Saturday, September 5, 2015

Court dismisses complaint for wrongful birth against sperm bank in case in which mother claimed damages because her child was not white

Just about a year ago, I wrote about a complaint for the "wrongful birth" of a mixed race child filed in Chicago by a white mother against a sperm bank because the defendant mistakenly provided her with sperm from an African-American donor.  I wrote my comments on the case here, here and here and more recently published an article on the subject (available here). I won't repeat all my arguments now - please read the previous comments if you are interested.  Suffice it to say I argued strongly that the case should be dismissed.

Given my position, I am pleased to report today that the trial judge has, in fact, dismissed the complaint.  There is no question in my mind that this was the correct decision.  However, I have not had a chance to see the actual order, and every report I have seen repeats something very odd that caught my eye, something along the lines of  "the judge rejected both claims but said that the plaintiff (the mother) could refile the suit as a “negligence claim...”

This makes absolutely no sense to me.  The complaint included two claims, one for breach of warranty under the Illinois Blood and Organ Transaction Liability Act and one for wrongful birth.  The purpose of the Act is to prevent plaintiffs from filing strict liability actions against certain defendants.  Thus, the actions that can be filed under the act, if any, would be based on negligence.

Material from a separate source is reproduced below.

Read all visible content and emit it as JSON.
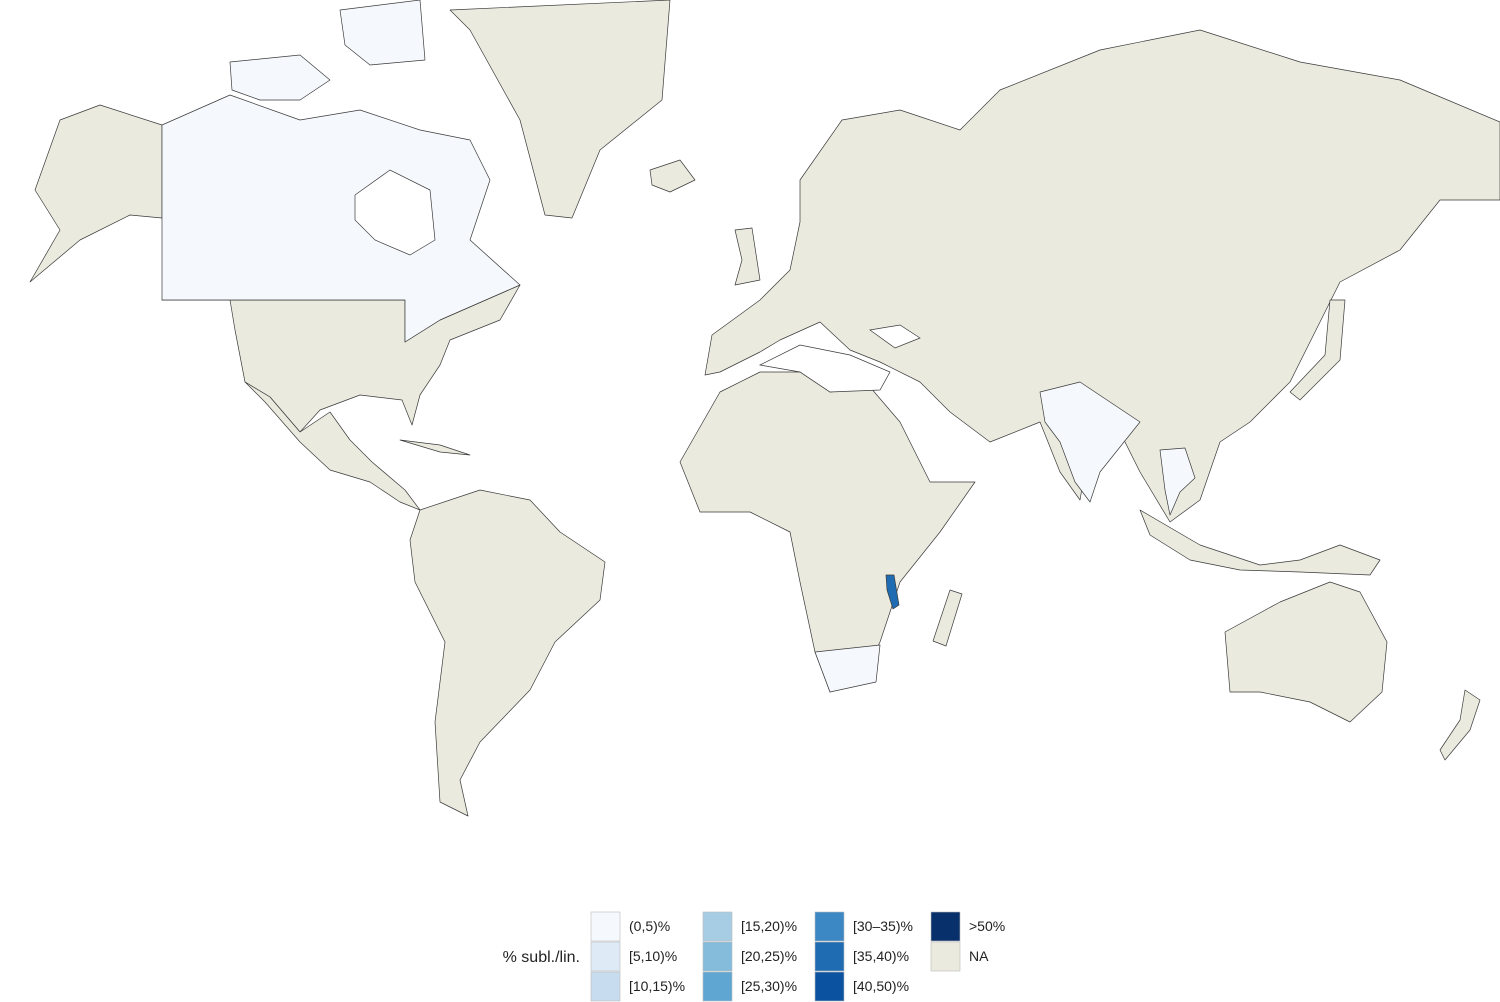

The notion of a "warranty" in such a claim comes from the text of the statue in that it states that those involved in the rendition of any of the services described in the statute "warrants . . . that he has exercised due care and followed professional standards of care," or, in other words, that the defendant was not negligent.  This statement means nothing other than what the common law already requires. The plaintiff still has the burden of proof to argue and prove the standard of care and that the defendant breached it. Thus, the statute changes nothing and provides no additional, or different, avenue of relief to a plaintiff than a normal negligence claim. The claim "for breach of warranty" under the statute would only be valid, and survive a motion to dismiss, to the extent the plaintiff can support a claim for negligence.

For this reason, re-filing the claim as a negligence claim would be essentially the same thing as filing the original complaint, which the judge already dismissed!  And if it is re-filed, what damages would be claimed?  It would have to be the out of pocket economic damages (which have been reimbursed already, and therefore for which there is no claim) and the emotional distress due to the birth of the child, which is another way of arguing the same thing as the wrongful birth claim.

The wrongful birth claim, in turn, is, by definition, a negligence claim.  The label "wrongful birth" refers to the type of injury used as a basis for the claim, not as a reference to the theory of liability upon which the claim is based.  The theory of liability is negligence.  Clearly it is not intent nor strict liability, so what else could it be?

Thus, again, re-filing as a negligence claim would mean refiling the same case!

Why would the judge allow the plaintiff to re-file a claim that the judge has decided has no merit, when re-filing it would only mean the plaintiff will re-argue the same claim again?   It makes no sense. 

Like I said, I have not seen the actual court order, and maybe the newspapers are wrong in their reporting, but I have seen the same report in the Washington Post and the Chicago Tribune.